Ein Knacken in der Leitung ließ Sequana aufhorchen. Sie verstummte und wartete schweigend, fast eine Minute lang.

„Agent Sidé, bleiben Sie an Rasmus Riga dran“, erklang schließlich eine blechern verzerrte Stimme.

„Ich hab alle Informationen gegengecheckt“, entgegnete Sequana verärgert, „die Nummer ist durch.“

„Bleiben Sie an Rasmus Riga dran, Agent. Wir werden Sie informieren, wenn wir weitere Schritte einleiten. Bis dahin halten Sie den Kontakt aufrecht.“

Der Screen blinkte auf und ein Symbol wies auf die Trennung der Leitung hin.
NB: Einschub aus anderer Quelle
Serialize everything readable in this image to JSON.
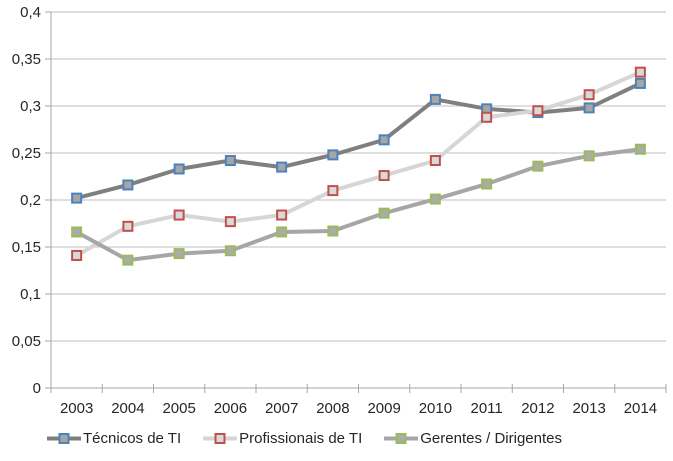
{
  "chart_data": {
    "type": "line",
    "title": "",
    "xlabel": "",
    "ylabel": "",
    "x_categories": [
      "2003",
      "2004",
      "2005",
      "2006",
      "2007",
      "2008",
      "2009",
      "2010",
      "2011",
      "2012",
      "2013",
      "2014"
    ],
    "series": [
      {
        "name": "Técnicos de TI",
        "values": [
          0.202,
          0.216,
          0.233,
          0.242,
          0.235,
          0.248,
          0.264,
          0.307,
          0.297,
          0.293,
          0.298,
          0.324
        ],
        "line_color": "#7F7F7F",
        "marker_fill": "#A6A6A6",
        "marker_border": "#4F81BD",
        "marker_shape": "square"
      },
      {
        "name": "Profissionais de TI",
        "values": [
          0.141,
          0.172,
          0.184,
          0.177,
          0.184,
          0.21,
          0.226,
          0.242,
          0.288,
          0.295,
          0.312,
          0.336
        ],
        "line_color": "#D6D6D6",
        "marker_fill": "#D9D9D9",
        "marker_border": "#C0504D",
        "marker_shape": "square"
      },
      {
        "name": "Gerentes / Dirigentes",
        "values": [
          0.166,
          0.136,
          0.143,
          0.146,
          0.166,
          0.167,
          0.186,
          0.201,
          0.217,
          0.236,
          0.247,
          0.254
        ],
        "line_color": "#A6A6A6",
        "marker_fill": "#ABABAB",
        "marker_border": "#9BBB59",
        "marker_shape": "square"
      }
    ],
    "ylim": [
      0,
      0.4
    ],
    "ytick_step": 0.05,
    "ytick_labels": [
      "0",
      "0,05",
      "0,1",
      "0,15",
      "0,2",
      "0,25",
      "0,3",
      "0,35",
      "0,4"
    ],
    "decimal_separator": ",",
    "grid": true,
    "legend_position": "bottom",
    "colors": {
      "gridline": "#BFBFBF",
      "axis": "#A6A6A6",
      "text": "#262626",
      "background": "#FFFFFF"
    }
  }
}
Sequana fluchte. Sie hatte sämtliche Datenbestände in Rasmus‘ Wohnung gescannt, hatte ihn dazu gebracht, über Ninive zu sprechen, so lange, bis sie es nicht mehr hören konnte. Welchen Grund gab es nun noch, den Kontakt weiter aufrecht zu erhalten? Hatte sie etwas übersehen? Oder gab es noch ein anderes Ziel hinter ihrer Mission, dass sie nicht kannte. Sequana war der Auftraggeber von Anfang an unberechenbar vorgekommen, doch dass er sie als Marionette benutzte und ihr die Parameter ihrer eigenen  Mission nicht mitteilte war ein Fehler. Sie musste den Kontakt zu Rasmus aufrecht erhalten. Oder besser: wieder herstellen, denn in dem festen Glauben, Rasmus als Zielperson von zukünftigen Aktionen ausgeschlossen zu haben, hatte sie nach der Durchsuchung seines Appartements dieses verlassen, bevor er aus dem Bad zurück kam. Es würde nicht einfach sein, das wieder zu bereinigen, aber es war nicht unmöglich. Nur würde Sequana dieses Mal ihr eigenes Spiel spielen. Es gab eine Information hinter dieser Mission, die ihr vorenthalten wurde. Und sie war fest entschlossen, sich einen Wissensvorsprung zu verschaffen.